To clarify the importance and pathway of peroxisomal cholesterol synthesis in vivo, we have examined whether or not 4,4-dimethyl-5 alpha-cholest-8-en-3 beta-ol and 4 alpha-methyl-5 alpha-cholest-7-en-3 beta-ol are accumulated in hepatic peroxisomes of aminotriazole-treated rats (we have shown that these intermediate steroids accumulate in rat liver when cholesterol synthesis is inhibited by aminotriazole: Hashimoto, F. and Hayashi, H. (1991) Biochim. Biophys. Acta 1086, 115).

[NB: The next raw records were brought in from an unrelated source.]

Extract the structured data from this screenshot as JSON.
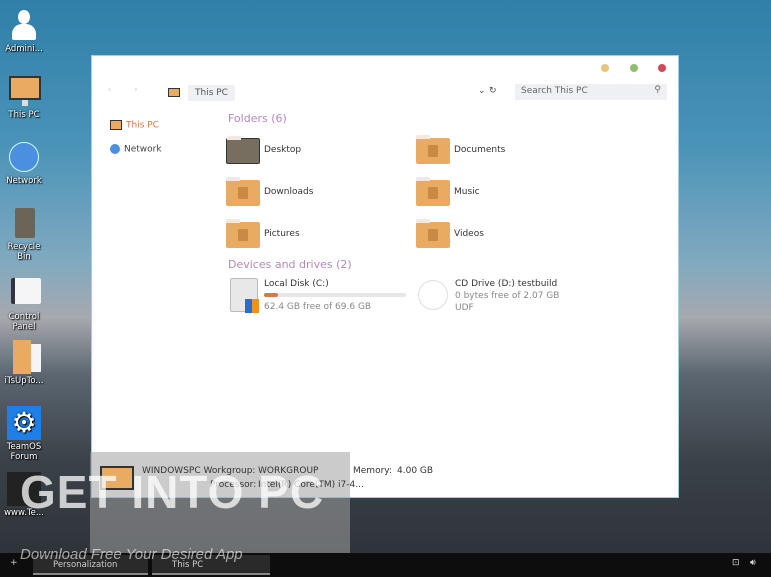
{
  "desktop": [
    {
      "label": "Admini...",
      "icon": "user-icon"
    },
    {
      "label": "This PC",
      "icon": "monitor-icon"
    },
    {
      "label": "Network",
      "icon": "network-globe-icon"
    },
    {
      "label": "Recycle Bin",
      "icon": "recycle-bin-icon"
    },
    {
      "label": "Control Panel",
      "icon": "control-panel-icon"
    },
    {
      "label": "iTsUpTo...",
      "icon": "folder-icon"
    },
    {
      "label": "TeamOS Forum",
      "icon": "gear-icon"
    },
    {
      "label": "www.Te...",
      "icon": "shortcut-icon"
    }
  ],
  "window": {
    "breadcrumb": "This PC",
    "search_placeholder": "Search This PC",
    "colors": {
      "minimize": "#e8c577",
      "maximize": "#8fbf6a",
      "close": "#d0485a"
    }
  },
  "sidebar": [
    {
      "label": "This PC",
      "active": true
    },
    {
      "label": "Network"
    }
  ],
  "folders": {
    "title": "Folders (6)",
    "items": [
      "Desktop",
      "Documents",
      "Downloads",
      "Music",
      "Pictures",
      "Videos"
    ]
  },
  "drives": {
    "title": "Devices and drives (2)",
    "items": [
      {
        "name": "Local Disk (C:)",
        "detail": "62.4 GB free of 69.6 GB",
        "used_percent": 10
      },
      {
        "name": "CD Drive (D:) testbuild",
        "detail": "0 bytes free of 2.07 GB",
        "fs": "UDF"
      }
    ]
  },
  "status": {
    "computer": "WINDOWSPC",
    "workgroup_label": "Workgroup:",
    "workgroup": "WORKGROUP",
    "memory_label": "Memory:",
    "memory": "4.00 GB",
    "processor_label": "Processor:",
    "processor": "Intel(R) Core(TM) i7-4..."
  },
  "watermark": {
    "logo": "GET INTO PC",
    "tagline": "Download Free Your Desired App"
  },
  "taskbar": {
    "items": [
      "Personalization",
      "This PC"
    ]
  }
}
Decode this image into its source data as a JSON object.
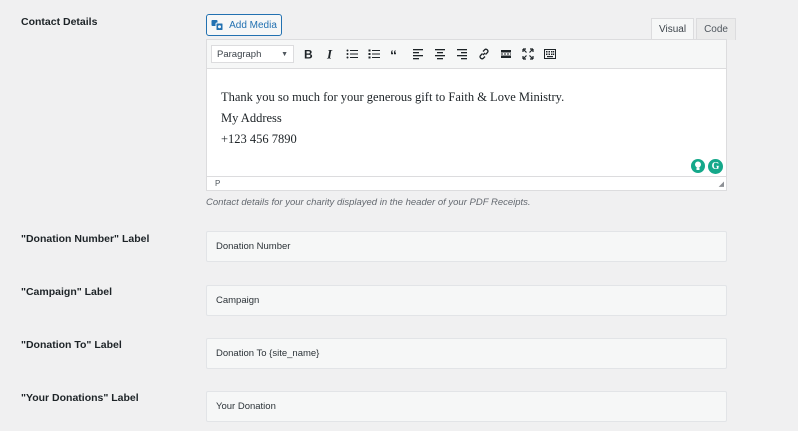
{
  "contact_details": {
    "label": "Contact Details",
    "add_media_label": "Add Media",
    "tabs": [
      "Visual",
      "Code"
    ],
    "toolbar": {
      "format": "Paragraph",
      "buttons": [
        "bold",
        "italic",
        "bullet-list",
        "numbered-list",
        "blockquote",
        "align-left",
        "align-center",
        "align-right",
        "link",
        "read-more",
        "fullscreen",
        "toolbar-toggle"
      ]
    },
    "content_lines": [
      "Thank you so much for your generous gift to Faith & Love Ministry.",
      "My Address",
      "+123 456 7890"
    ],
    "path_indicator": "P",
    "description": "Contact details for your charity displayed in the header of your PDF Receipts."
  },
  "fields": [
    {
      "label": "\"Donation Number\" Label",
      "value": "Donation Number"
    },
    {
      "label": "\"Campaign\" Label",
      "value": "Campaign"
    },
    {
      "label": "\"Donation To\" Label",
      "value": "Donation To {site_name}"
    },
    {
      "label": "\"Your Donations\" Label",
      "value": "Your Donation"
    }
  ]
}
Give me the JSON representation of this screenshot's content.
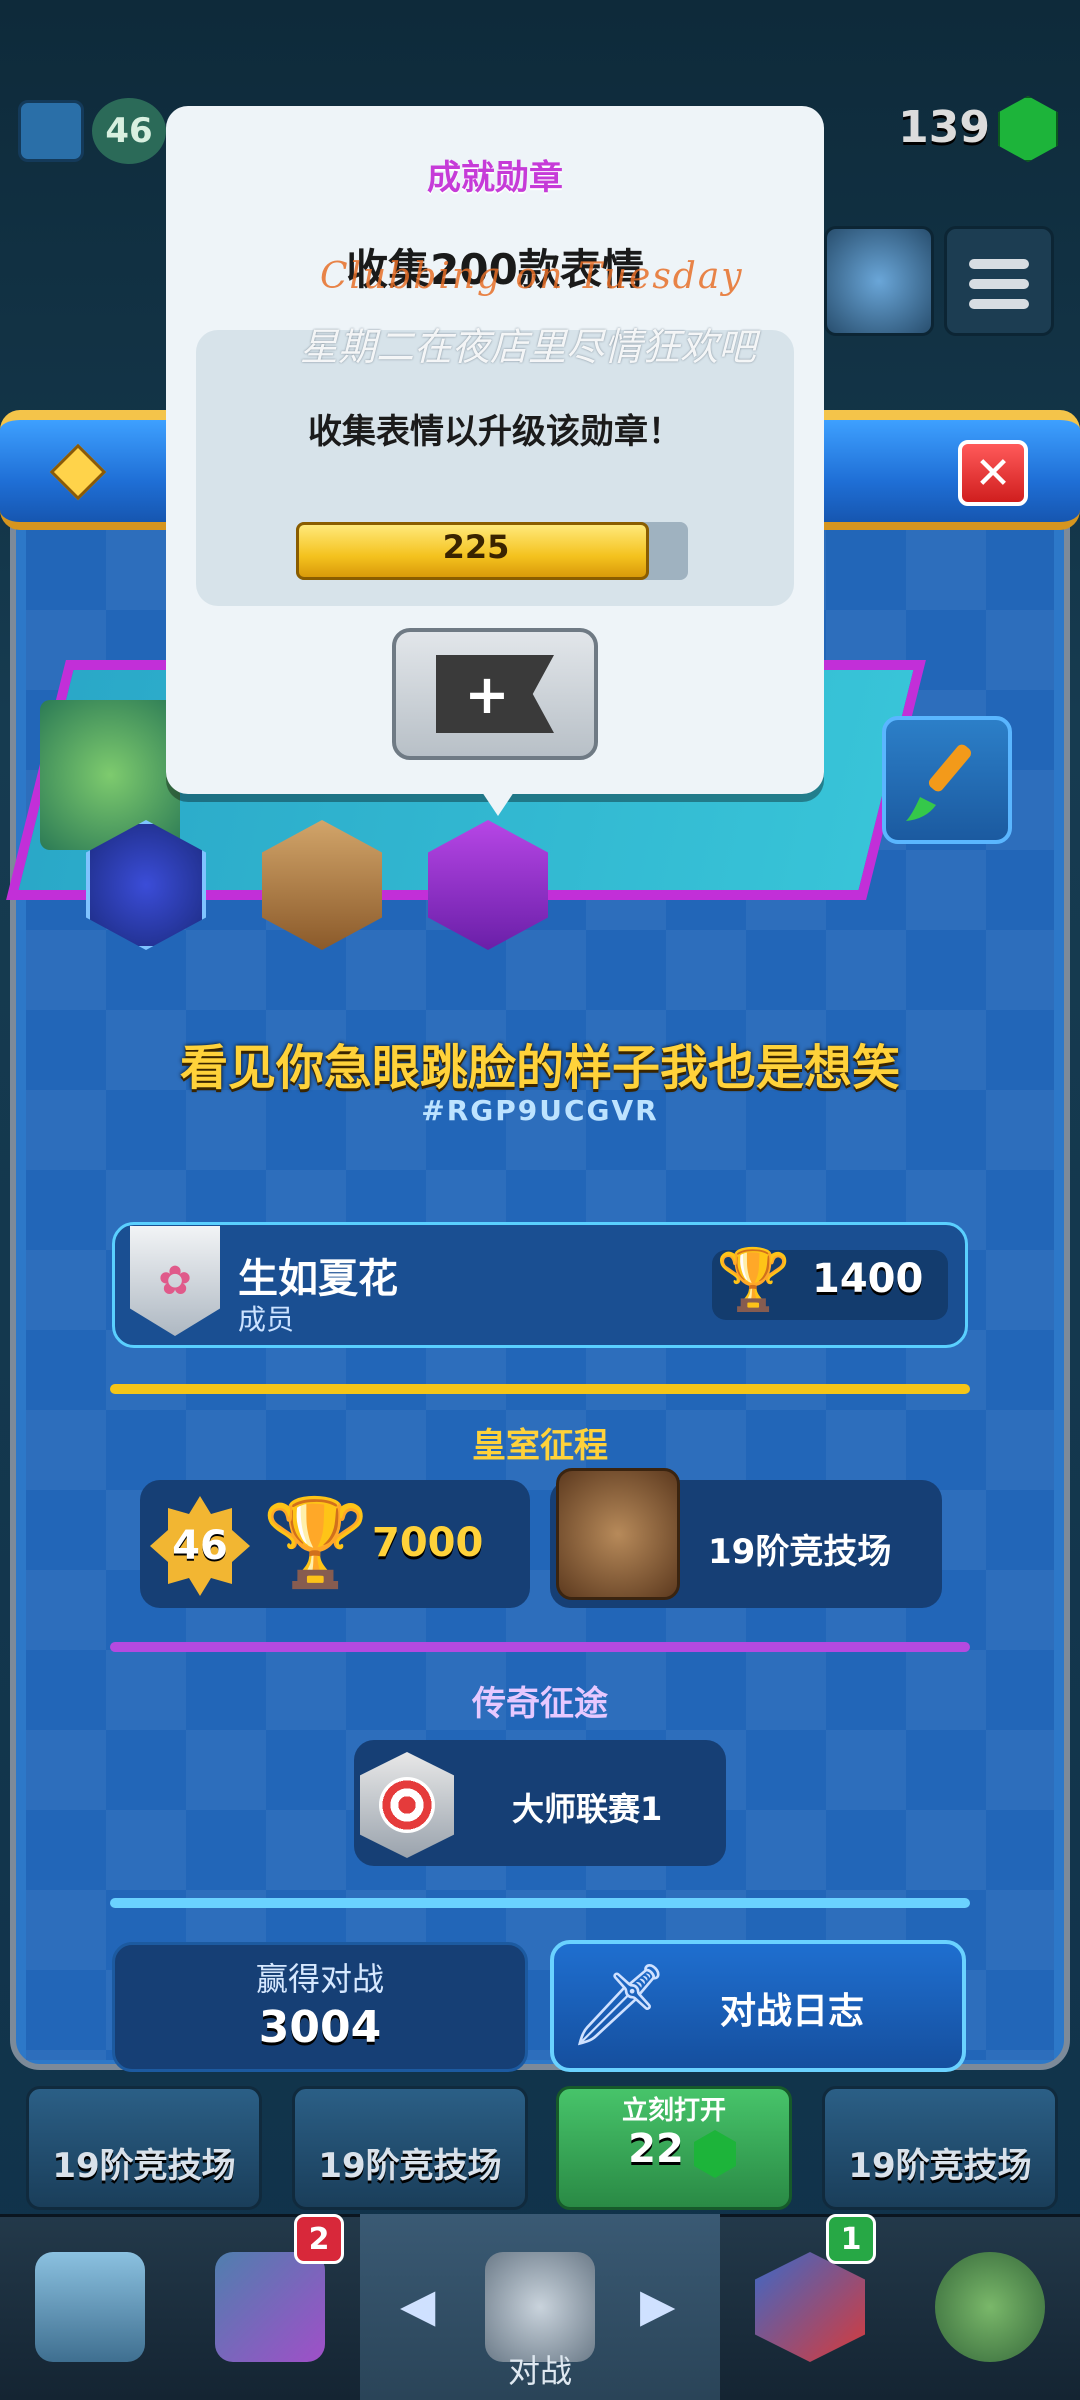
{
  "top_bar": {
    "level": "46",
    "gems": "139"
  },
  "popup": {
    "title": "成就勋章",
    "heading": "收集200款表情",
    "description": "收集表情以升级该勋章！",
    "progress_value": "225",
    "progress_fraction": 0.9,
    "overlay_text_en": "Clubbing on Tuesday",
    "overlay_text_cn": "星期二在夜店里尽情狂欢吧"
  },
  "profile": {
    "name": "看见你急眼跳脸的样子我也是想笑",
    "tag": "#RGP9UCGVR",
    "clan": {
      "name": "生如夏花",
      "role": "成员",
      "trophies": "1400"
    },
    "royal_road": {
      "title": "皇室征程",
      "level": "46",
      "trophies": "7000",
      "arena": "19阶竞技场"
    },
    "legend": {
      "title": "传奇征途",
      "league": "大师联赛1"
    },
    "stats": {
      "wins_label": "赢得对战",
      "wins_value": "3004",
      "battle_log_label": "对战日志"
    }
  },
  "chests": [
    {
      "label": "19阶竞技场"
    },
    {
      "label": "19阶竞技场"
    },
    {
      "label": "立刻打开",
      "cost": "22"
    },
    {
      "label": "19阶竞技场"
    }
  ],
  "nav": {
    "cards_badge": "2",
    "clan_badge": "1",
    "battle_label": "对战"
  },
  "colors": {
    "accent_gold": "#ffd23a",
    "popup_title": "#c63bd8",
    "royal_road_divider": "#f5c518",
    "legend_divider": "#b44ae0",
    "bottom_divider": "#6ad2ff"
  }
}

Differential centrifugation and Nycodenz gradient centrifugation showed that these intermediate steroids were localized in peroxisomes and microsomes. Cholestyramine (3-hydroxy-3-methylglutaryl-CoA reductase activator) pretreatment of aminotriazole-treated rats increased the contents of the intermediate steroids in both peroxisomes and microsomes. In peroxisomes, both 4 alpha-methyl-5 alpha-cholest-7-en-3 beta-ol and 4,4-dimethyl-5 alpha-cholest-8-en-3 beta-ol were increased to about 3 times the control (aminotriazole-treated rat), and they were predominantly (about 70%) recovered in the membrane fraction after treatment with 0.05% deoxycholate or 100 mM Na2CO3. Gemfibrozil (peroxisomal proliferator) pretreatment enhanced the contents of 4 alpha-methyl-5 alpha-cholest-7-en-3 beta-ol and 4,4-dimethyl-5 alpha-cholest-8-en-3 beta-ol of peroxisomes to 4.5 times and 37 times the control, respectively. The effects of aminotriazole, cholestyramine and gemfibrozil on the intermediate contents were different between peroxisomes and microsomes. We suggest that peroxisomes in addition to microsomes participate in cholesterol synthesis in vivo, and the biosynthetic pathway includes 4 alpha-methyl-5 alpha-cholest-7-en-3 beta-ol and 4,4-dimethyl-5 alpha-cholest-8-en-3 beta-ol.